To begin to answer that question, it's worth pointing out that today's social safety net isn't tomorrow's social safety net. The 99-week unemployment benefits will end as employment grows, and they should. Expanded income security measures will fall away as we whittle down domestic spending under the Budget Control Act of 2011 (the debt ceiling deal) and other laws. Republicans want to pare it back even further with cuts to Medicare, Medicaid, and domestic spending.

This is what austerity does. It forces us to make tough choices about who wins and who loses. Mitt Romney has made his choice. His tax plan is basically today's tax policy with more support for businesses and investors, and less for the poor. First, he makes investment income tax free for the middle class. Second, he cuts corporate income taxes. Third, he repeals the estate tax. And fourth, he does not extend the tax cuts created by the 2009 stimulus bill, which Obama has proposed keeping. Romney's tax proposal would "raise taxes for households in the bottom two quintiles, relative to what they're paying this year," wrote Roberton Williams of the Tax Policy Center, even as it cuts taxes for middle class investors.

Romney's tax plan - indeed, the tax plans of all the  Republicans - would slash taxes on rich people like himself, even from his already low, low rate. He would cut taxes for the wealthy far more than for the middle class, and he would actually raise taxes for the poorest 40% of Americans.

And note that this is from a guy who makes more than $50,000 a day, without working. Yet he pays only 13.9% in federal income taxes (and since he's "unemployed," he pays nothing in payroll taxes).

Even if you don't take this out of context, even if you look at the full quote ("I'm not concerned about the very poor. We have a safety net there. If it needs repair I'll fix it."), it's crazy, because Republicans like Romney are actually proposing to shred that safety net.

In fact, the right wing is also mad at Romney, just for suggesting that those "safety nets" do any good. And as Paul Krugman points out, Romney himself made that argument just a few days ago:
First of all, just a few days ago, Mr. Romney was denying that the very programs he now says take care of the poor actually provide any significant help.

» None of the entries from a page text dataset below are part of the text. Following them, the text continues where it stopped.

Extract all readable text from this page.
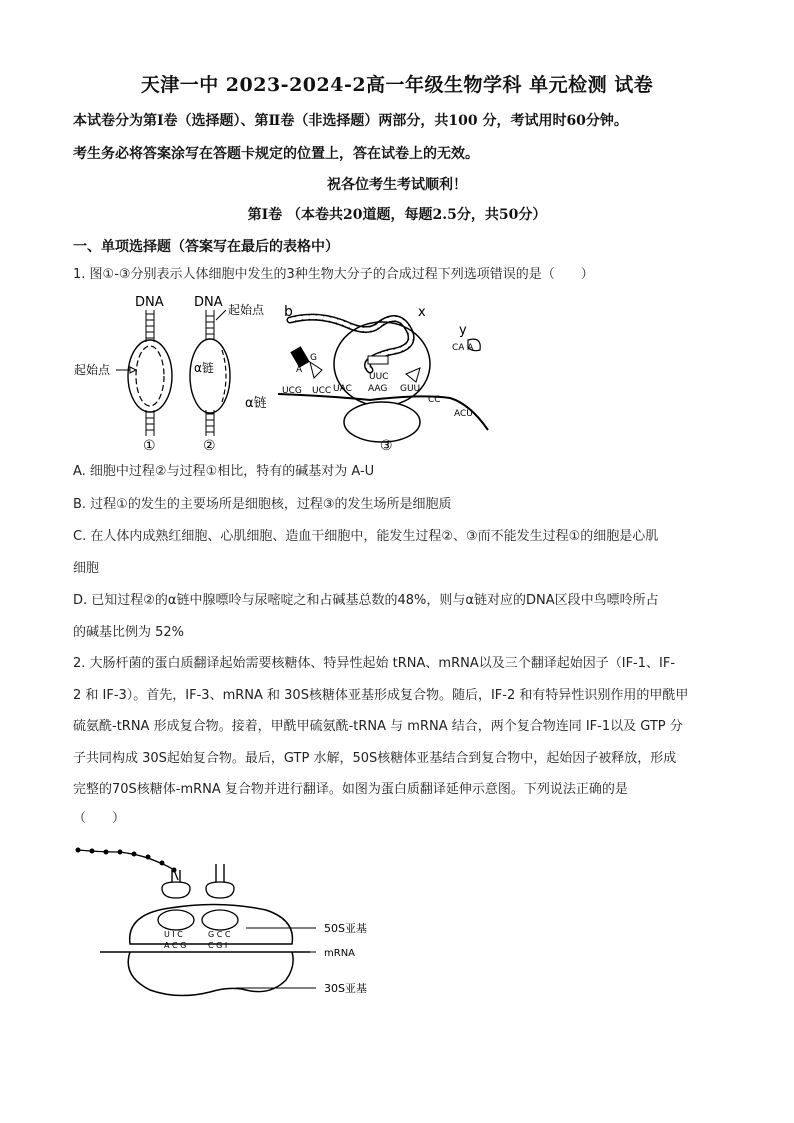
天津一中 2023-2024-2高一年级生物学科 单元检测 试卷
本试卷分为第Ⅰ卷（选择题）、第Ⅱ卷（非选择题）两部分，共100 分，考试用时60分钟。
考生务必将答案涂写在答题卡规定的位置上，答在试卷上的无效。
祝各位考生考试顺利！
第Ⅰ卷 （本卷共20道题，每题2.5分，共50分）
一、单项选择题（答案写在最后的表格中）
1. 图①-③分别表示人体细胞中发生的3种生物大分子的合成过程下列选项错误的是（　　）
DNA
起始点
①
DNA 起始点
α链
②
b	x
y
α链
UCG UCC UAC AAG GUU
CC
ACU
UUC
G
A
CA A
③
A. 细胞中过程②与过程①相比，特有的碱基对为 A-U
B. 过程①的发生的主要场所是细胞核，过程③的发生场所是细胞质
C. 在人体内成熟红细胞、心肌细胞、造血干细胞中，能发生过程②、③而不能发生过程①的细胞是心肌
细胞
D. 已知过程②的α链中腺嘌呤与尿嘧啶之和占碱基总数的48%，则与α链对应的DNA区段中鸟嘌呤所占
的碱基比例为 52%
2. 大肠杆菌的蛋白质翻译起始需要核糖体、特异性起始 tRNA、mRNA以及三个翻译起始因子（IF-1、IF-
2 和 IF-3）。首先，IF-3、mRNA 和 30S核糖体亚基形成复合物。随后，IF-2 和有特异性识别作用的甲酰甲
硫氨酰-tRNA 形成复合物。接着，甲酰甲硫氨酰-tRNA 与 mRNA 结合，两个复合物连同 IF-1以及 GTP 分
子共同构成 30S起始复合物。最后，GTP 水解，50S核糖体亚基结合到复合物中，起始因子被释放，形成
完整的70S核糖体-mRNA 复合物并进行翻译。如图为蛋白质翻译延伸示意图。下列说法正确的是
（　　）
U I C	G C C
A C G	C G I
50S亚基
mRNA
30S亚基
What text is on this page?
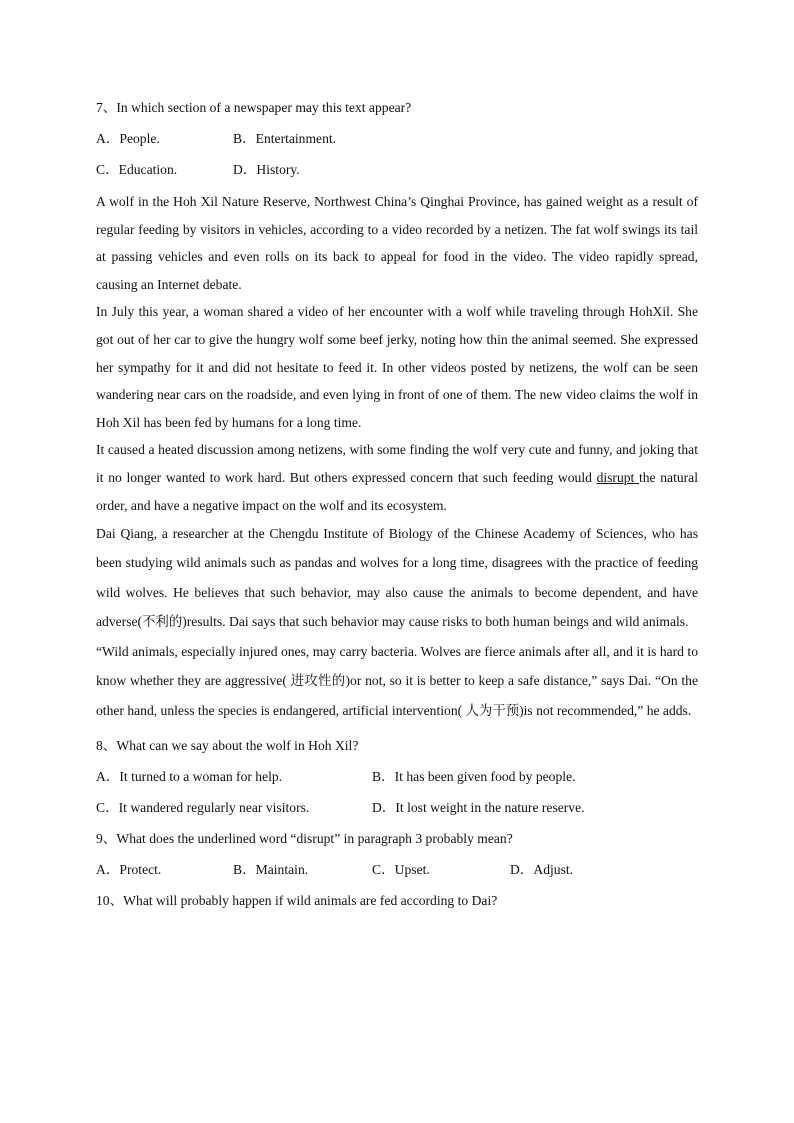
7、In which section of a newspaper may this text appear?
A．People.	B．Entertainment.
C．Education.	D．History.

A wolf in the Hoh Xil Nature Reserve, Northwest China’s Qinghai Province, has gained weight as a result of regular feeding by visitors in vehicles, according to a video recorded by a netizen. The fat wolf swings its tail at passing vehicles and even rolls on its back to appeal for food in the video. The video rapidly spread, causing an Internet debate.

In July this year, a woman shared a video of her encounter with a wolf while traveling through HohXil. She got out of her car to give the hungry wolf some beef jerky, noting how thin the animal seemed. She expressed her sympathy for it and did not hesitate to feed it. In other videos posted by netizens, the wolf can be seen wandering near cars on the roadside, and even lying in front of one of them. The new video claims the wolf in Hoh Xil has been fed by humans for a long time.

It caused a heated discussion among netizens, with some finding the wolf very cute and funny, and joking that it no longer wanted to work hard. But others expressed concern that such feeding would disrupt the natural order, and have a negative impact on the wolf and its ecosystem.

Dai Qiang, a researcher at the Chengdu Institute of Biology of the Chinese Academy of Sciences, who has been studying wild animals such as pandas and wolves for a long time, disagrees with the practice of feeding wild wolves. He believes that such behavior, may also cause the animals to become dependent, and have adverse(不利的)results. Dai says that such behavior may cause risks to both human beings and wild animals.

“Wild animals, especially injured ones, may carry bacteria. Wolves are fierce animals after all, and it is hard to know whether they are aggressive( 进攻性的)or not, so it is better to keep a safe distance,” says Dai. “On the other hand, unless the species is endangered, artificial intervention( 人为干预)is not recommended,” he adds.

8、What can we say about the wolf in Hoh Xil?
A．It turned to a woman for help.	B．It has been given food by people.
C．It wandered regularly near visitors.	D．It lost weight in the nature reserve.
9、What does the underlined word “disrupt” in paragraph 3 probably mean?
A．Protect.	B．Maintain.	C．Upset.	D．Adjust.
10、What will probably happen if wild animals are fed according to Dai?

On Jan. 22, he asserted that safety-net programs — yes, he specifically used that term — have “massive overhead,” and that because of the cost of a huge bureaucracy “very little of the money that’s actually needed by those that really need help, those that can’t care for themselves, actually reaches them.”

This claim, like much of what Mr. Romney says, was completely false: U.S. poverty programs have nothing like as much bureaucracy and overhead as, say, private health insurance companies. As the Center on Budget and Policy Priorities has documented, between 90 percent and 99 percent of the dollars allocated to safety-net programs do, in fact, reach the beneficiaries. But the dishonesty of his initial claim aside, how could a candidate declare that safety-net programs do no good and declare only 10 days later that those programs take such good care of the poor that he feels no concern for their welfare?

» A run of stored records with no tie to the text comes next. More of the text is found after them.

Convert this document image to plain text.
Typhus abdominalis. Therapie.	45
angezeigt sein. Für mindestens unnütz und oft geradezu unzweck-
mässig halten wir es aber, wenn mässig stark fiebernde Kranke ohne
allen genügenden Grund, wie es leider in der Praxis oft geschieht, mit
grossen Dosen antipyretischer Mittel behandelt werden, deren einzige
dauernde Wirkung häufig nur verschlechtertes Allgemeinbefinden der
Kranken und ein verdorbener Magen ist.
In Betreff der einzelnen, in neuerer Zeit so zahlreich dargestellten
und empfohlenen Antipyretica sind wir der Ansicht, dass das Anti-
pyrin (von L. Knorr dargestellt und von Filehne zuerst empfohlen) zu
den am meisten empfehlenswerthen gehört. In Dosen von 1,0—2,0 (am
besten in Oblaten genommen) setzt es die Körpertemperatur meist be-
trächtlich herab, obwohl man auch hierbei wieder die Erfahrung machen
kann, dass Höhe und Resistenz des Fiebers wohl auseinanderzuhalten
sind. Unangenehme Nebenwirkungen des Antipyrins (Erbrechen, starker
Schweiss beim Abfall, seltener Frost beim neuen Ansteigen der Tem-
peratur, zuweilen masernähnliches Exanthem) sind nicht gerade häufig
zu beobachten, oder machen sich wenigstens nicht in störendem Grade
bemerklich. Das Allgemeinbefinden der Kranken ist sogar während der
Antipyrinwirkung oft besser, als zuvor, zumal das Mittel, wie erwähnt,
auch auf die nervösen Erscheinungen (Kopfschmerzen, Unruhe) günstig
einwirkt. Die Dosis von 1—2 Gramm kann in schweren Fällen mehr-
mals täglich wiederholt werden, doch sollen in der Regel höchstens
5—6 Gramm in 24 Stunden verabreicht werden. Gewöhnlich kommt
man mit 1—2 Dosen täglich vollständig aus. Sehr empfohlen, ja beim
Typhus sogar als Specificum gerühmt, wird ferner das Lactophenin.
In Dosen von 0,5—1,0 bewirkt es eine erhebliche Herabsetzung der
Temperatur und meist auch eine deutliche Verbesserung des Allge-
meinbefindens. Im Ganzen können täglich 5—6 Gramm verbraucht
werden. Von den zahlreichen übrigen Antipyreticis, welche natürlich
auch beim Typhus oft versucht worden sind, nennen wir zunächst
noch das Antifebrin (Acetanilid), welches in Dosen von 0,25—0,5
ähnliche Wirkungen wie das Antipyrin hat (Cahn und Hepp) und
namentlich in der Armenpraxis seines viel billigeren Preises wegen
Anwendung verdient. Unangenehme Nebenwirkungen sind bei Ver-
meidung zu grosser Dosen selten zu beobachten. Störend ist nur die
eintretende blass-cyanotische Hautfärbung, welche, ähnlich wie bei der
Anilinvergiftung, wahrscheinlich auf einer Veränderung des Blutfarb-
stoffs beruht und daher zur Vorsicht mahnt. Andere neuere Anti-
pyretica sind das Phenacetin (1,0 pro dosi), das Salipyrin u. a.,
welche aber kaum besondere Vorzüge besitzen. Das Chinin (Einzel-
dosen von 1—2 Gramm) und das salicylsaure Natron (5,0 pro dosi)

Also, given this whopper about how safety-net programs actually work, how credible was Mr. Romney’s assertion, after expressing his lack of concern about the poor, that if the safety net needs a repair, “I’ll fix it”?

Romney really isn't concerned about the very poor, or about the middle class, either. Do you think the middle class doesn't rely on Social Security and Medicare? Do you think the middle class doesn't ever need unemployment benefits?

Frankly, a lot of the lower middle class is desperately concerned about dropping into that "very poor" category themselves. All it would take for many of them would be losing a job in this terrible economic environment of  high unemployment. All it would take is a medical emergency, especially one not covered in what health insurance they can afford. But Republicans actually want to raise their taxes!

This is a gaffe, but it isn't just a gaffe. Republicans actually think this way, and it's especially wrongheaded now, after decades of the rich getting richer and the poor getting poorer.

But as I've noted many times before, Republicans are faith-based, not evidence-based. They believe what they believe, and they'll never change course, because evidence means nothing to them.